Causo de fundo de ônibus

Daquelas histórias rápidas que passam pela cabeça de (quase) todo mundo.

00h14. Fundo do ônibus.

Eu olhei o relógio do celular sem tirá-lo completamente da bolsa, cuidando para que ninguém visse o aparelho. Semana passada foram três casos de assalto naquela linha. Sentei ali porque, quando entrei, era o único lugar vago, e as minhas pernas, indo da vertical para a diagonal há doze horas, pareciam aquelas bisnaguinhas que eu tinha amassado no café da manhã.

Já passava pela minha cabeça a voz da minha mãe dizendo que ir pro fundo é pedir pra ser assaltada, acompanhada pelas mãos em posição de ordem, com o indicador apontando pra mim.

Eu nunca aprendo.

A mulher sentada do meu lado direito se levantou e, tentando equilibrar as sacolas cheias nas duas mãos, apertou o sinal; aquele barulho fino e baixo parecia gritar só pra mim. Senti a freada brusca, a porta abriu e a mulher foi. Ela foi e eu fiquei contando.

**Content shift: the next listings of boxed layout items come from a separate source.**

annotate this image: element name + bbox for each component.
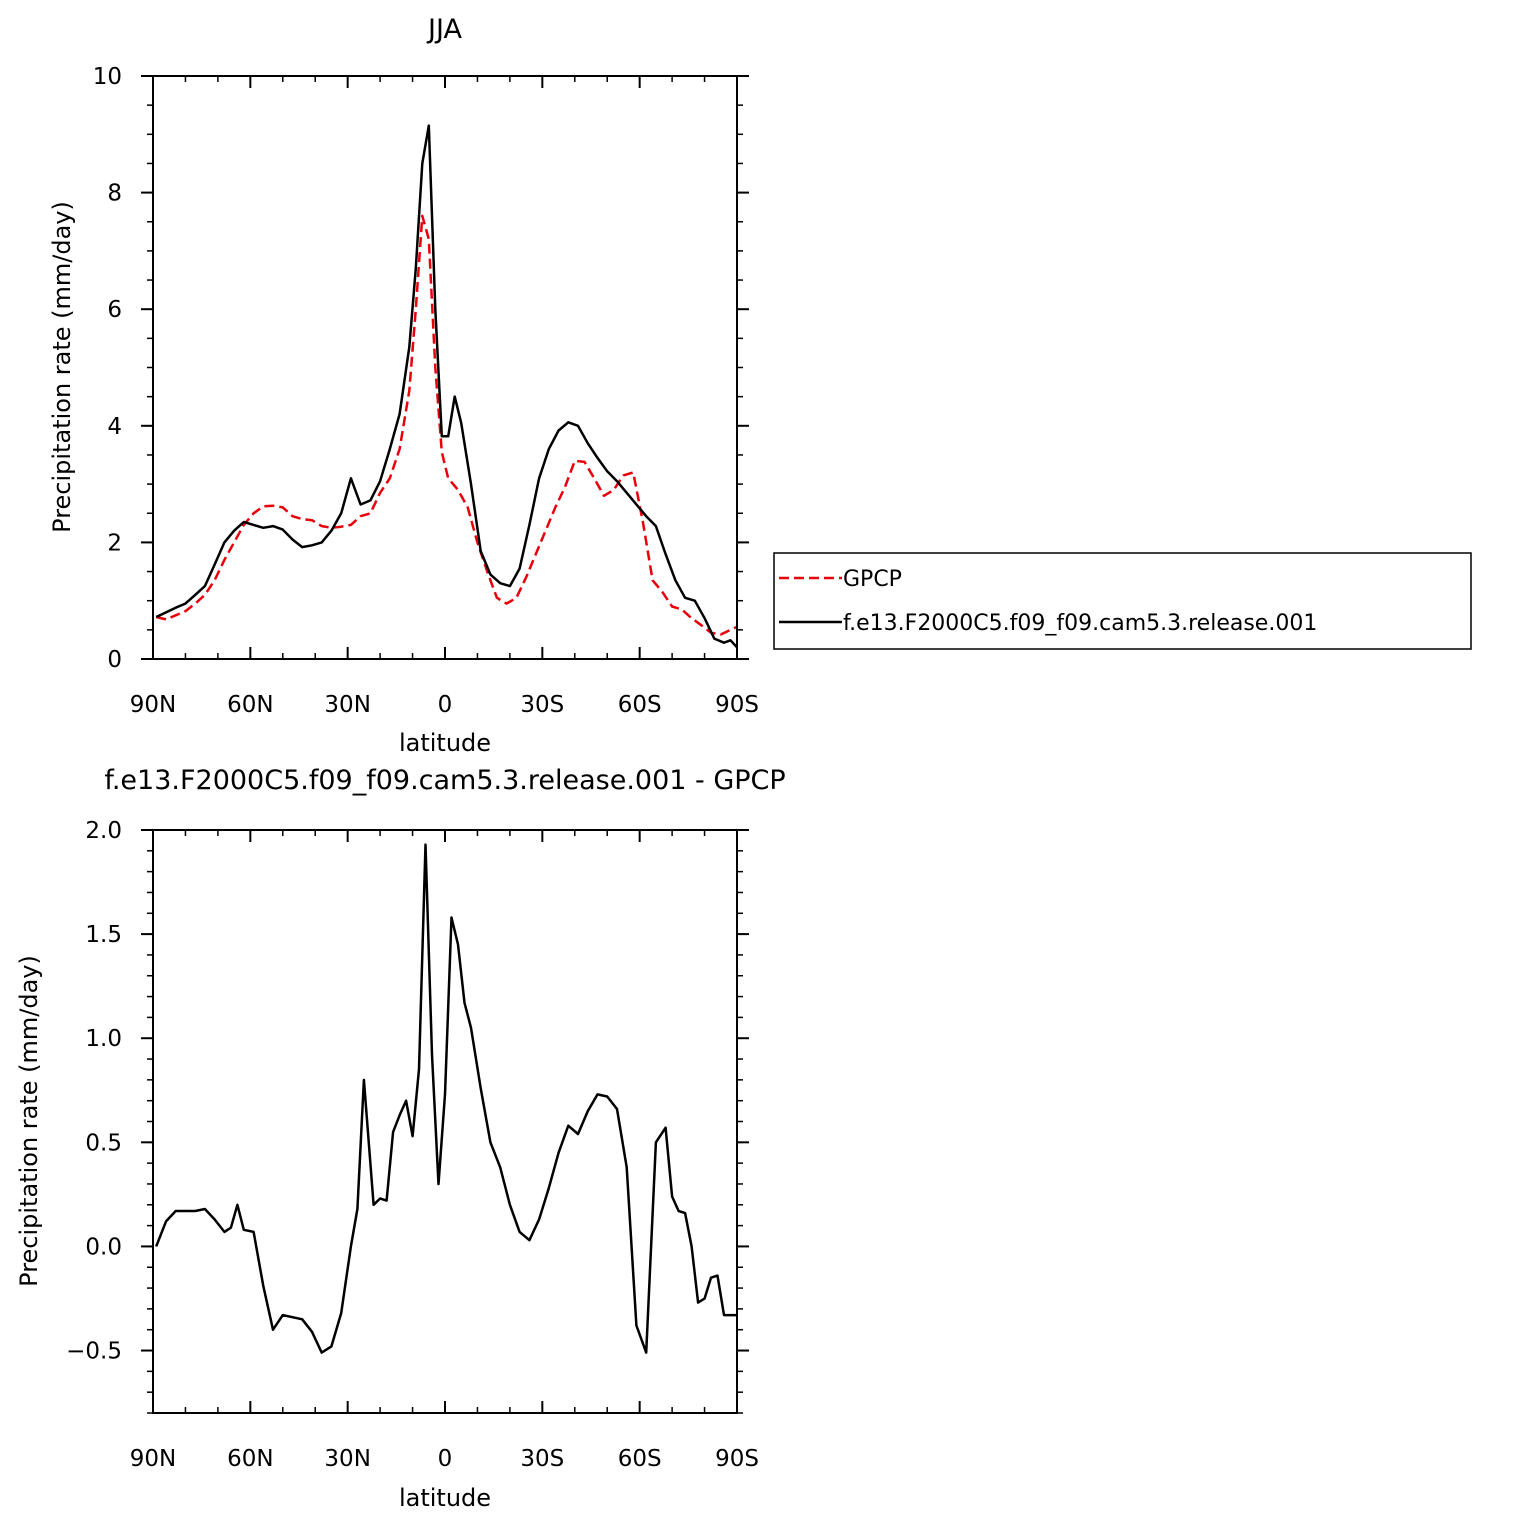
top-x-axis-label: latitude: [399, 729, 491, 757]
series-line-difference: [155, 843, 737, 1354]
series-line-model: [155, 124, 738, 649]
bottom-series-group: [155, 843, 737, 1354]
x-tick-label: 90S: [715, 1446, 759, 1472]
x-tick-label: 90S: [715, 692, 759, 718]
legend-label-model: f.e13.F2000C5.f09_f09.cam5.3.release.001: [843, 611, 1317, 636]
x-tick-label: 30N: [324, 1446, 370, 1472]
y-tick-label: 0.5: [85, 1130, 122, 1156]
x-tick-label: 30S: [520, 692, 564, 718]
y-tick-label: 0: [107, 647, 122, 673]
y-tick-label: 10: [93, 64, 122, 90]
panel-bottom: f.e13.F2000C5.f09_f09.cam5.3.release.001…: [15, 765, 786, 1512]
y-tick-label: 4: [107, 414, 122, 440]
y-tick-label: 2.0: [85, 818, 122, 844]
x-tick-label: 30S: [520, 1446, 564, 1472]
x-tick-label: 30N: [324, 692, 370, 718]
y-tick-label: 1.0: [85, 1026, 122, 1052]
y-tick-label: 2: [107, 530, 122, 556]
top-ticks: [141, 75, 749, 660]
bottom-x-axis-label: latitude: [399, 1484, 491, 1512]
bottom-y-axis-label: Precipitation rate (mm/day): [15, 955, 43, 1287]
y-tick-label: 8: [107, 181, 122, 207]
x-tick-label: 60N: [227, 1446, 273, 1472]
top-plot-frame: [152, 75, 738, 660]
top-series-group: [155, 124, 738, 649]
bottom-title: f.e13.F2000C5.f09_f09.cam5.3.release.001…: [104, 765, 785, 796]
top-tick-labels: 90N 60N 30N 0 30S 60S 90S 0 2 4 6 8 10: [93, 64, 759, 718]
top-y-axis-label: Precipitation rate (mm/day): [48, 201, 76, 533]
bottom-ticks: [141, 829, 749, 1414]
legend-box: [773, 552, 1472, 650]
x-tick-label: 60N: [227, 692, 273, 718]
y-tick-label: −0.5: [66, 1339, 122, 1365]
x-tick-label: 90N: [130, 692, 176, 718]
legend-label-gpcp: GPCP: [843, 567, 902, 592]
series-line-gpcp: [155, 214, 738, 636]
y-tick-label: 0.0: [85, 1234, 122, 1260]
legend: GPCP f.e13.F2000C5.f09_f09.cam5.3.releas…: [773, 552, 1472, 650]
x-tick-label: 0: [438, 692, 453, 718]
bottom-plot-frame: [152, 829, 738, 1414]
top-title: JJA: [426, 14, 462, 45]
bottom-tick-labels: 90N 60N 30N 0 30S 60S 90S −0.5 0.0 0.5 1.0 1.5 2.0: [66, 818, 759, 1472]
y-tick-label: 1.5: [85, 922, 122, 948]
x-tick-label: 90N: [130, 1446, 176, 1472]
x-tick-label: 60S: [618, 692, 662, 718]
y-tick-label: 6: [107, 297, 122, 323]
x-tick-label: 60S: [618, 1446, 662, 1472]
x-tick-label: 0: [438, 1446, 453, 1472]
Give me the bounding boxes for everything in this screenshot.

Eram 10 pessoas ali dentro e, daquelas, 9 estavam com fones de ouvido. O que sobrou era o homem que estava ao meu lado no fundo do ônibus. Dá pra imaginar o quanto repetir essa frase em voz alto me transporta para aquela situação e me faz querer correr de lá o mais rápido possível? Um cara ao meu lado no fundo do ônibus. Só eu e ele.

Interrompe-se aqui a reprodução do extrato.